PigletWasPoohsFriend · 12/09/2017 20:19

@ITCouldBeWorse what a nasty post.

Sparklingbrook · 12/09/2017 20:24

ITCouldBeWorse what a strange assumption.

Threenme · 12/09/2017 20:26

Agreed piglet, don't know how you can judge anyone when you're so vulgar. I'm appalled by this thread. Cannot believe the snobbery. It's absolutely fine to go out with whoever you want or not as the point may be. But the judgement and nasty things that have been said about people just because they work in a shop is truly shocking to me.

Happydoingitjusttheonce · 12/09/2017 20:27

Greyhound - on Tinder!

Sparklingbrook · 12/09/2017 20:28

Do I get a prize? I can see the future...

www.dailymail.co.uk/femail/article-4876228/Woman-blasted-refusing-blind-date-shop-worker.html

Loose Women, then TWS and we have a full house.

Maskoff · 12/09/2017 20:45

You don't know his ambition or intelligence as you haven't met him to judge this. Seems you are not as intelligent as you think because that is common sense a 10yr old would know.
I personally would date a man who lives at home with his parents either.

Italiangreyhound · 12/09/2017 20:51

Happy do you mean Tinder has more men than women?

user1497357411 · 12/09/2017 20:58

LOL. Poster after poster saying that the OP is a snob as she "doesn't know if he is writing on a novel or will become manager someday". Oh, so she is a snob, but at the same time they are saying that it is only ok to work in a shop if you are working on something intellectual at the same time or will become the manager. Pot calling the kettle black!

Happydoingitjusttheonce · 12/09/2017 21:00

I've no idea greyhound but I know that women get far more matches than men

Justaboy · 12/09/2017 21:02

@Justaboy you don't need to answer this but supposing your friend showed you a photo of the woman she or he was trying to line you up with. You didn't fancy them one bit. Still willing to go on a dare with them?

Yes quite possible as seeings its now a "dare" LOL!

Yes i might I'd be interested in seeing who she is, yes appearances are a part of attraction but not the be all and end all, who knows she might be a very pleasant person and might become a good friend.
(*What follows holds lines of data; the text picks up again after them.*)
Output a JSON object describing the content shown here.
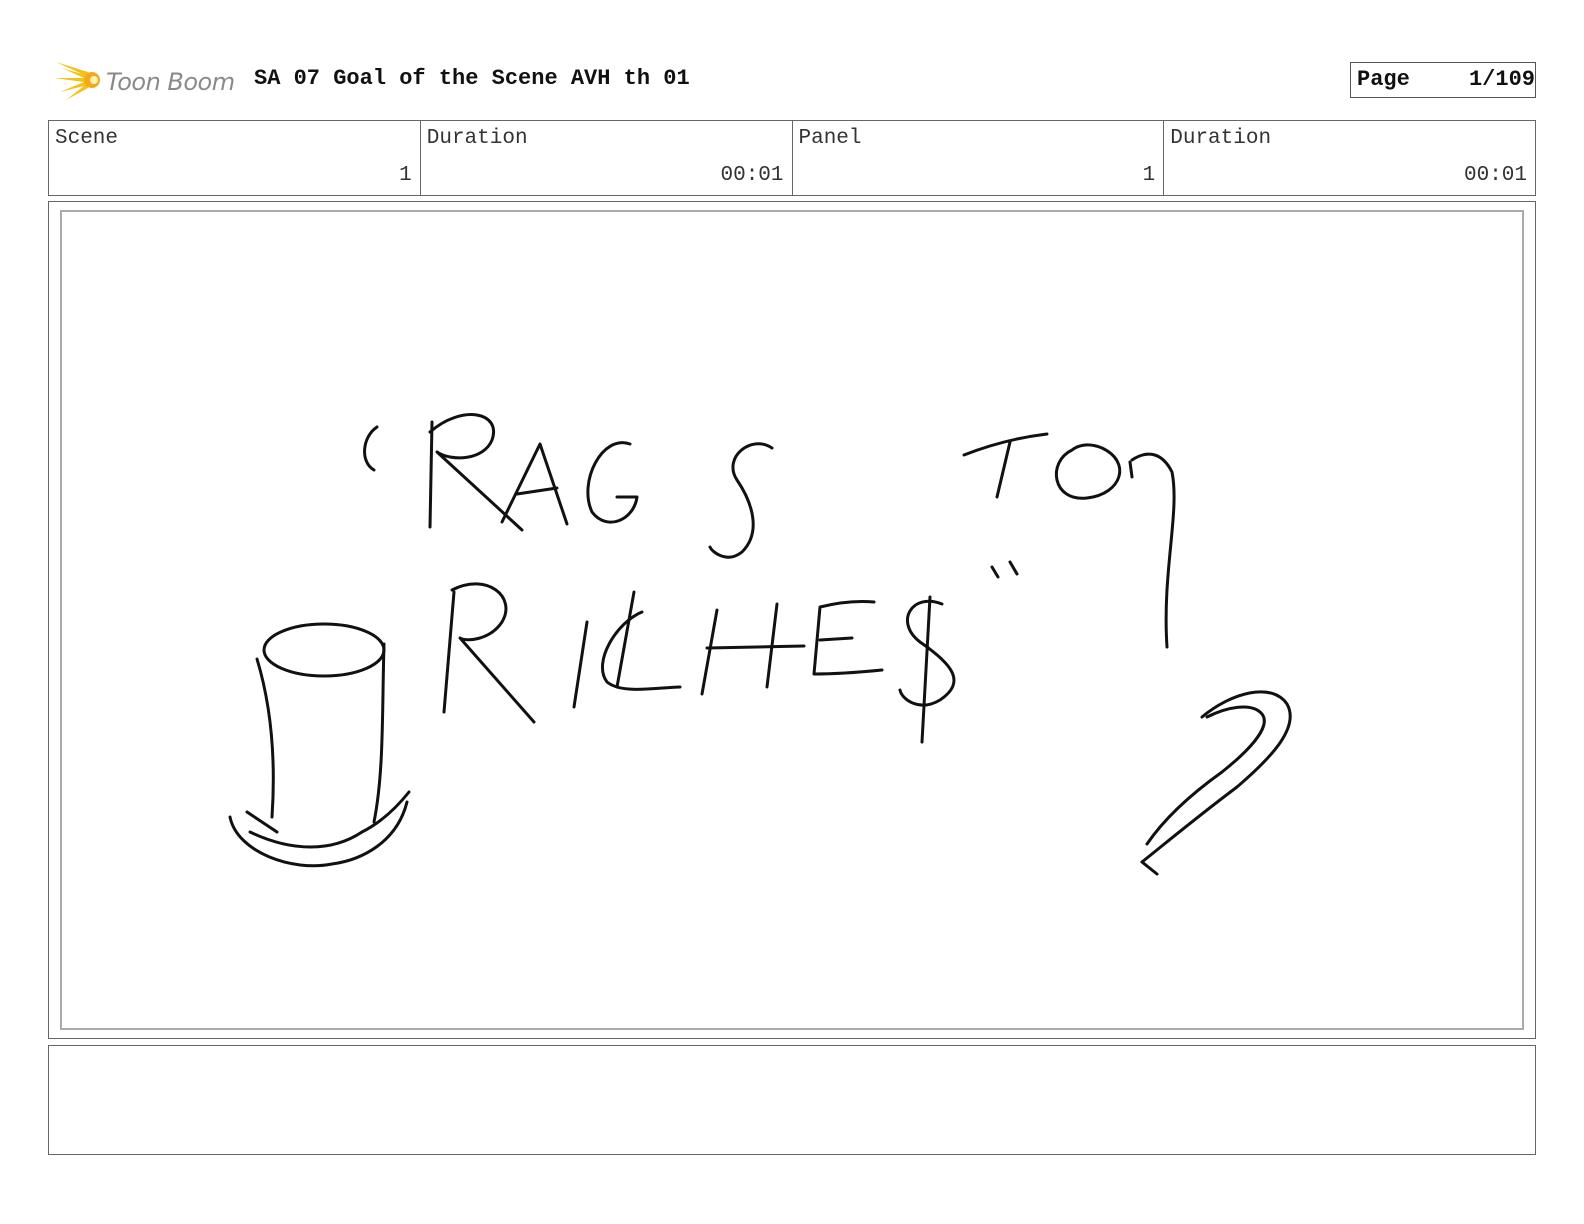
{
  "header": {
    "logo_text": "Toon Boom",
    "title": "SA 07 Goal of the Scene AVH th 01",
    "page_label": "Page",
    "page_number": "1/109"
  },
  "info": [
    {
      "label": "Scene",
      "value": "1"
    },
    {
      "label": "Duration",
      "value": "00:01"
    },
    {
      "label": "Panel",
      "value": "1"
    },
    {
      "label": "Duration",
      "value": "00:01"
    }
  ],
  "panel": {
    "sketch_text": "“RAGS TO RICHES”",
    "sketch_items": [
      "top-hat",
      "cane"
    ]
  },
  "notes": {
    "text": ""
  },
  "colors": {
    "logo_flare": "#f2c21a",
    "border": "#666666"
  }
}
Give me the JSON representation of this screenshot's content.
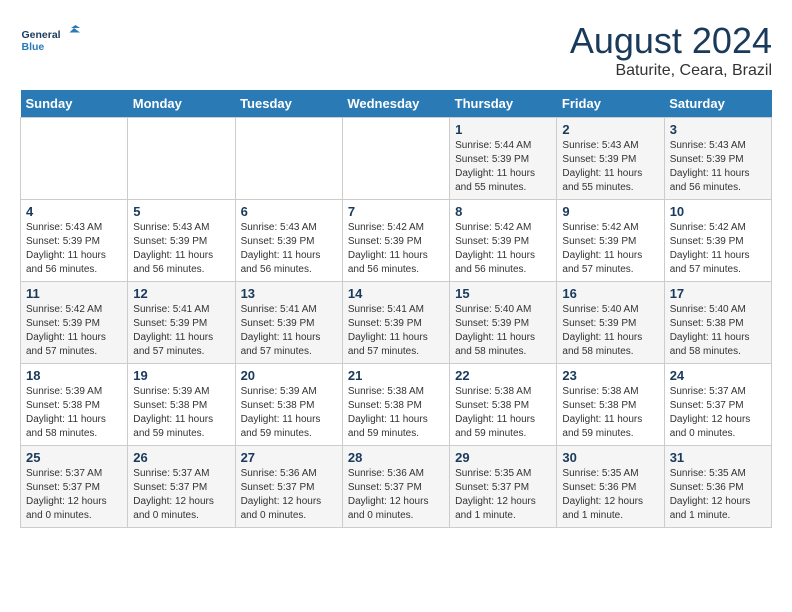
{
  "header": {
    "logo_line1": "General",
    "logo_line2": "Blue",
    "month_title": "August 2024",
    "location": "Baturite, Ceara, Brazil"
  },
  "weekdays": [
    "Sunday",
    "Monday",
    "Tuesday",
    "Wednesday",
    "Thursday",
    "Friday",
    "Saturday"
  ],
  "weeks": [
    [
      {
        "day": "",
        "info": ""
      },
      {
        "day": "",
        "info": ""
      },
      {
        "day": "",
        "info": ""
      },
      {
        "day": "",
        "info": ""
      },
      {
        "day": "1",
        "info": "Sunrise: 5:44 AM\nSunset: 5:39 PM\nDaylight: 11 hours and 55 minutes."
      },
      {
        "day": "2",
        "info": "Sunrise: 5:43 AM\nSunset: 5:39 PM\nDaylight: 11 hours and 55 minutes."
      },
      {
        "day": "3",
        "info": "Sunrise: 5:43 AM\nSunset: 5:39 PM\nDaylight: 11 hours and 56 minutes."
      }
    ],
    [
      {
        "day": "4",
        "info": "Sunrise: 5:43 AM\nSunset: 5:39 PM\nDaylight: 11 hours and 56 minutes."
      },
      {
        "day": "5",
        "info": "Sunrise: 5:43 AM\nSunset: 5:39 PM\nDaylight: 11 hours and 56 minutes."
      },
      {
        "day": "6",
        "info": "Sunrise: 5:43 AM\nSunset: 5:39 PM\nDaylight: 11 hours and 56 minutes."
      },
      {
        "day": "7",
        "info": "Sunrise: 5:42 AM\nSunset: 5:39 PM\nDaylight: 11 hours and 56 minutes."
      },
      {
        "day": "8",
        "info": "Sunrise: 5:42 AM\nSunset: 5:39 PM\nDaylight: 11 hours and 56 minutes."
      },
      {
        "day": "9",
        "info": "Sunrise: 5:42 AM\nSunset: 5:39 PM\nDaylight: 11 hours and 57 minutes."
      },
      {
        "day": "10",
        "info": "Sunrise: 5:42 AM\nSunset: 5:39 PM\nDaylight: 11 hours and 57 minutes."
      }
    ],
    [
      {
        "day": "11",
        "info": "Sunrise: 5:42 AM\nSunset: 5:39 PM\nDaylight: 11 hours and 57 minutes."
      },
      {
        "day": "12",
        "info": "Sunrise: 5:41 AM\nSunset: 5:39 PM\nDaylight: 11 hours and 57 minutes."
      },
      {
        "day": "13",
        "info": "Sunrise: 5:41 AM\nSunset: 5:39 PM\nDaylight: 11 hours and 57 minutes."
      },
      {
        "day": "14",
        "info": "Sunrise: 5:41 AM\nSunset: 5:39 PM\nDaylight: 11 hours and 57 minutes."
      },
      {
        "day": "15",
        "info": "Sunrise: 5:40 AM\nSunset: 5:39 PM\nDaylight: 11 hours and 58 minutes."
      },
      {
        "day": "16",
        "info": "Sunrise: 5:40 AM\nSunset: 5:39 PM\nDaylight: 11 hours and 58 minutes."
      },
      {
        "day": "17",
        "info": "Sunrise: 5:40 AM\nSunset: 5:38 PM\nDaylight: 11 hours and 58 minutes."
      }
    ],
    [
      {
        "day": "18",
        "info": "Sunrise: 5:39 AM\nSunset: 5:38 PM\nDaylight: 11 hours and 58 minutes."
      },
      {
        "day": "19",
        "info": "Sunrise: 5:39 AM\nSunset: 5:38 PM\nDaylight: 11 hours and 59 minutes."
      },
      {
        "day": "20",
        "info": "Sunrise: 5:39 AM\nSunset: 5:38 PM\nDaylight: 11 hours and 59 minutes."
      },
      {
        "day": "21",
        "info": "Sunrise: 5:38 AM\nSunset: 5:38 PM\nDaylight: 11 hours and 59 minutes."
      },
      {
        "day": "22",
        "info": "Sunrise: 5:38 AM\nSunset: 5:38 PM\nDaylight: 11 hours and 59 minutes."
      },
      {
        "day": "23",
        "info": "Sunrise: 5:38 AM\nSunset: 5:38 PM\nDaylight: 11 hours and 59 minutes."
      },
      {
        "day": "24",
        "info": "Sunrise: 5:37 AM\nSunset: 5:37 PM\nDaylight: 12 hours and 0 minutes."
      }
    ],
    [
      {
        "day": "25",
        "info": "Sunrise: 5:37 AM\nSunset: 5:37 PM\nDaylight: 12 hours and 0 minutes."
      },
      {
        "day": "26",
        "info": "Sunrise: 5:37 AM\nSunset: 5:37 PM\nDaylight: 12 hours and 0 minutes."
      },
      {
        "day": "27",
        "info": "Sunrise: 5:36 AM\nSunset: 5:37 PM\nDaylight: 12 hours and 0 minutes."
      },
      {
        "day": "28",
        "info": "Sunrise: 5:36 AM\nSunset: 5:37 PM\nDaylight: 12 hours and 0 minutes."
      },
      {
        "day": "29",
        "info": "Sunrise: 5:35 AM\nSunset: 5:37 PM\nDaylight: 12 hours and 1 minute."
      },
      {
        "day": "30",
        "info": "Sunrise: 5:35 AM\nSunset: 5:36 PM\nDaylight: 12 hours and 1 minute."
      },
      {
        "day": "31",
        "info": "Sunrise: 5:35 AM\nSunset: 5:36 PM\nDaylight: 12 hours and 1 minute."
      }
    ]
  ]
}
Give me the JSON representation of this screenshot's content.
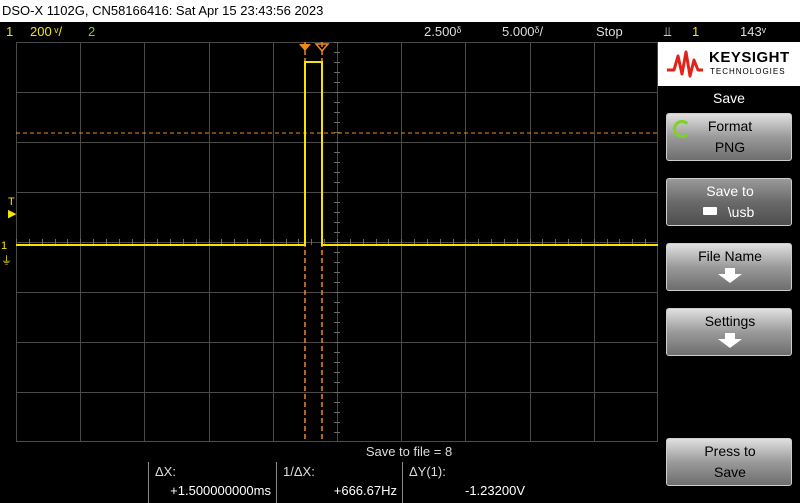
{
  "title": "DSO-X 1102G, CN58166416: Sat Apr 15 23:43:56 2023",
  "status": {
    "ch1_num": "1",
    "ch1_scale": "200 ᵛ/",
    "ch2_num": "2",
    "time_delay": "2.500ᵟ",
    "time_scale": "5.000ᵟ/",
    "run_state": "Stop",
    "trigger_icon": "trigger-edge-icon",
    "trigger_source": "1",
    "trigger_level": "143ᵛ"
  },
  "markers": {
    "trigger_t": "T",
    "ch1_ground": "1"
  },
  "colors": {
    "ch1": "#f5e400",
    "cursor": "#f08a1c",
    "grid": "#4a4a4a",
    "accent": "#7ed321"
  },
  "save_to_file": "Save to file  =  8",
  "measurements": [
    {
      "label": "ΔX:",
      "value": "+1.500000000ms"
    },
    {
      "label": "1/ΔX:",
      "value": "+666.67Hz"
    },
    {
      "label": "ΔY(1):",
      "value": "-1.23200V"
    }
  ],
  "logo": {
    "line1": "KEYSIGHT",
    "line2": "TECHNOLOGIES"
  },
  "menu": {
    "title": "Save",
    "keys": [
      {
        "line1": "Format",
        "line2": "PNG",
        "icon": "rotate-icon"
      },
      {
        "line1": "Save to",
        "line2": "\\usb",
        "icon": "usb-icon"
      },
      {
        "line1": "File Name",
        "line2": "",
        "icon": "arrow-down-icon"
      },
      {
        "line1": "Settings",
        "line2": "",
        "icon": "arrow-down-icon"
      },
      {
        "line1": "Press to",
        "line2": "Save",
        "icon": ""
      }
    ]
  }
}
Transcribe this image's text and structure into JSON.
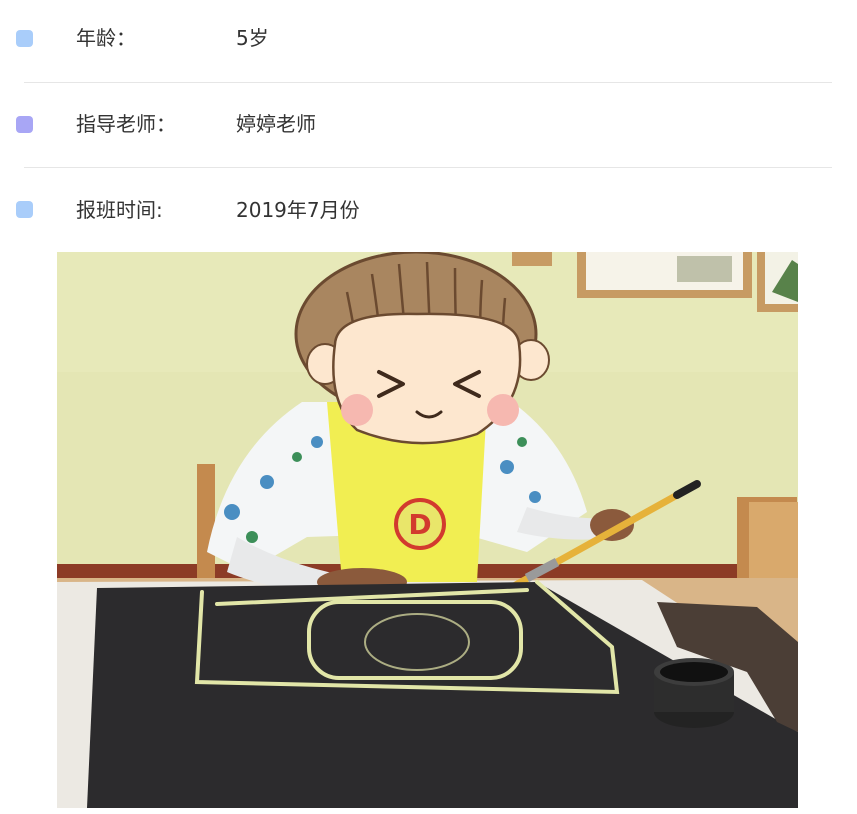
{
  "colors": {
    "bullet_blue": "#a9cdfa",
    "bullet_purple": "#a8a6f5",
    "divider": "#e6e6e6",
    "text": "#333333"
  },
  "info": {
    "age": {
      "label": "年龄：",
      "value": "5岁"
    },
    "teacher": {
      "label": "指导老师：",
      "value": "婷婷老师"
    },
    "enroll": {
      "label": "报班时间:",
      "value": "2019年7月份"
    }
  },
  "photo": {
    "emblem_letter": "D"
  }
}
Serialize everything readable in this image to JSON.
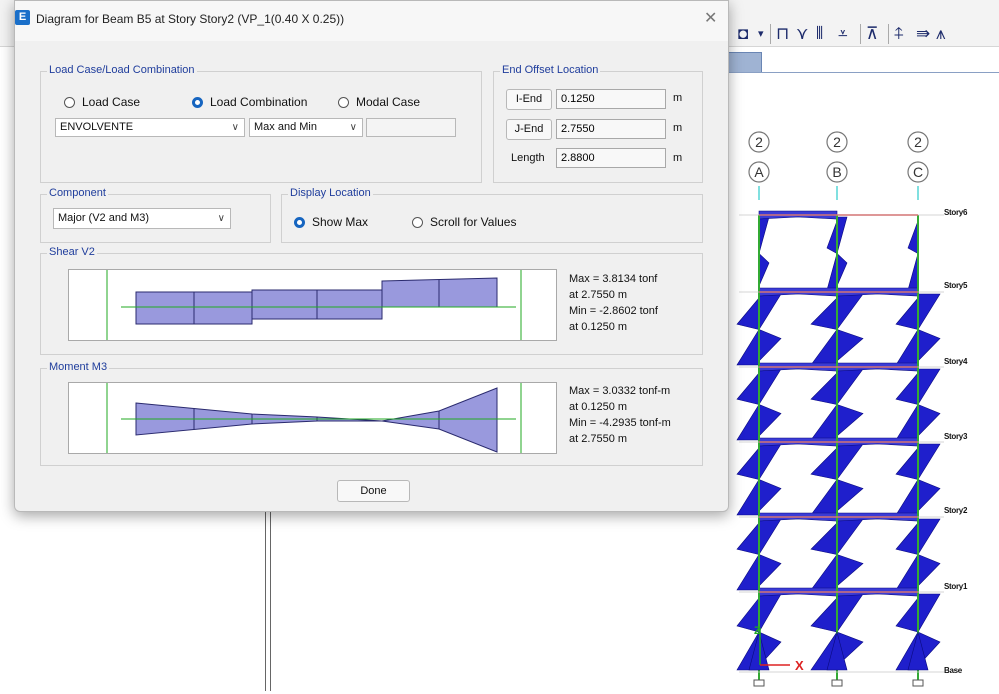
{
  "dialog": {
    "app_icon_letter": "E",
    "title": "Diagram for Beam B5 at Story Story2 (VP_1(0.40 X 0.25))",
    "close_glyph": "✕",
    "load_group": {
      "title": "Load Case/Load Combination",
      "options": [
        "Load Case",
        "Load Combination",
        "Modal Case"
      ],
      "selected": "Load Combination",
      "combo_value": "ENVOLVENTE",
      "envelope_value": "Max and Min",
      "extra_value": ""
    },
    "end_offset": {
      "title": "End Offset Location",
      "i_end_label": "I-End",
      "i_end_value": "0.1250",
      "j_end_label": "J-End",
      "j_end_value": "2.7550",
      "length_label": "Length",
      "length_value": "2.8800",
      "unit": "m"
    },
    "component": {
      "title": "Component",
      "value": "Major (V2 and M3)"
    },
    "display_location": {
      "title": "Display Location",
      "options": [
        "Show Max",
        "Scroll for Values"
      ],
      "selected": "Show Max"
    },
    "shear": {
      "title": "Shear V2",
      "max_text": "Max = 3.8134 tonf",
      "max_at": "at 2.7550 m",
      "min_text": "Min = -2.8602 tonf",
      "min_at": "at 0.1250 m"
    },
    "moment": {
      "title": "Moment M3",
      "max_text": "Max = 3.0332 tonf-m",
      "max_at": "at 0.1250 m",
      "min_text": "Min = -4.2935 tonf-m",
      "min_at": "at 2.7550 m"
    },
    "done_label": "Done"
  },
  "model_view": {
    "grid_top": [
      "2",
      "2",
      "2"
    ],
    "grid_bottom": [
      "A",
      "B",
      "C"
    ],
    "stories": [
      "Story6",
      "Story5",
      "Story4",
      "Story3",
      "Story2",
      "Story1",
      "Base"
    ],
    "axis_z": "Z",
    "axis_x": "X"
  },
  "colors": {
    "diagram_fill": "#9999dd",
    "diagram_stroke": "#1a1a6e",
    "moment_frame_fill": "#1f1fcc",
    "column_green": "#33aa33",
    "beam_red": "#dd2222",
    "accent": "#1665c0"
  },
  "toolbar_icons": [
    "cube-icon",
    "frame-icon",
    "brace-icon",
    "wall-icon",
    "slab-icon",
    "support-icon",
    "load-icon"
  ]
}
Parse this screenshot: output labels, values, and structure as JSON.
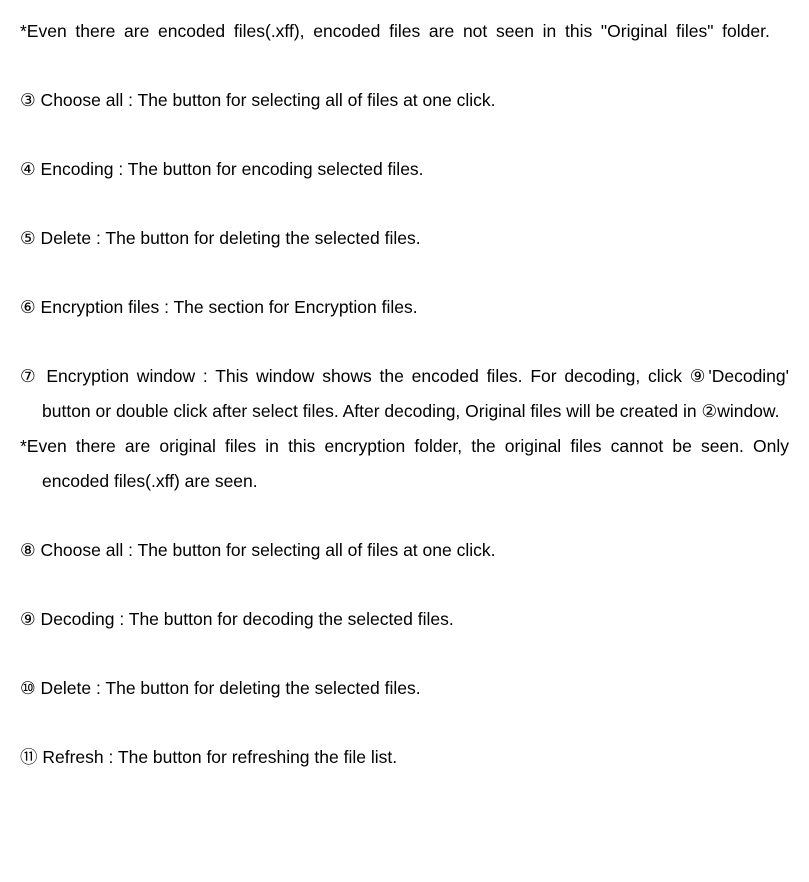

After all what do i have to loose a bit of time of an evening a bit of money?. Nowt ventured etc.

Course she could be a man hating vengeful harridan but until i get there i don't know!

QuackPorridgeBacon · 12/09/2017 21:06

I think you have misunderstood user I believe most are referring to her attitude and the way she talks down about someone she doesn't know, on the basis he works in a shop. If her title was a little more vague and she explained in her first post about his living situation, lack of ambition and working part time then maybe she would have gotten a different response.

With little information, posters do tend to imagine the what-ifs. Clearly fromfurthing replies from the op herself, this is not the case. Just to add, no poster (that I have seen, I'm willing to be corrected) has said it is only ok to work in a shop if also studying, they have just tried to suggest that he may not just be a shop worker but I don't think they have looked down on shop workers themselves, not like "pot, kettle" at all.

JasmineOill · 12/09/2017 21:44

Is it okay to not date someone because of their height?
i've read many a thread on MN with women saying they wouldn't date a man that's less than 6ft tall.

NarleneBieyrich · 12/09/2017 21:45

The manager at my local mcdonalds has tattoos, is bald, and a bit rough looking.

Looks just the type to be fucking incredible in bed, and bring me a fillet o fish meal whilst he's at it.

CrizzleMyShizzle · 12/09/2017 21:46

Of course it's okay not to date someone because they're too short for you. Same goes for a woman who's too fat. A man who's too fat. A woman who's too freckly. A man with red hair.

We all have our preferences and that's fine.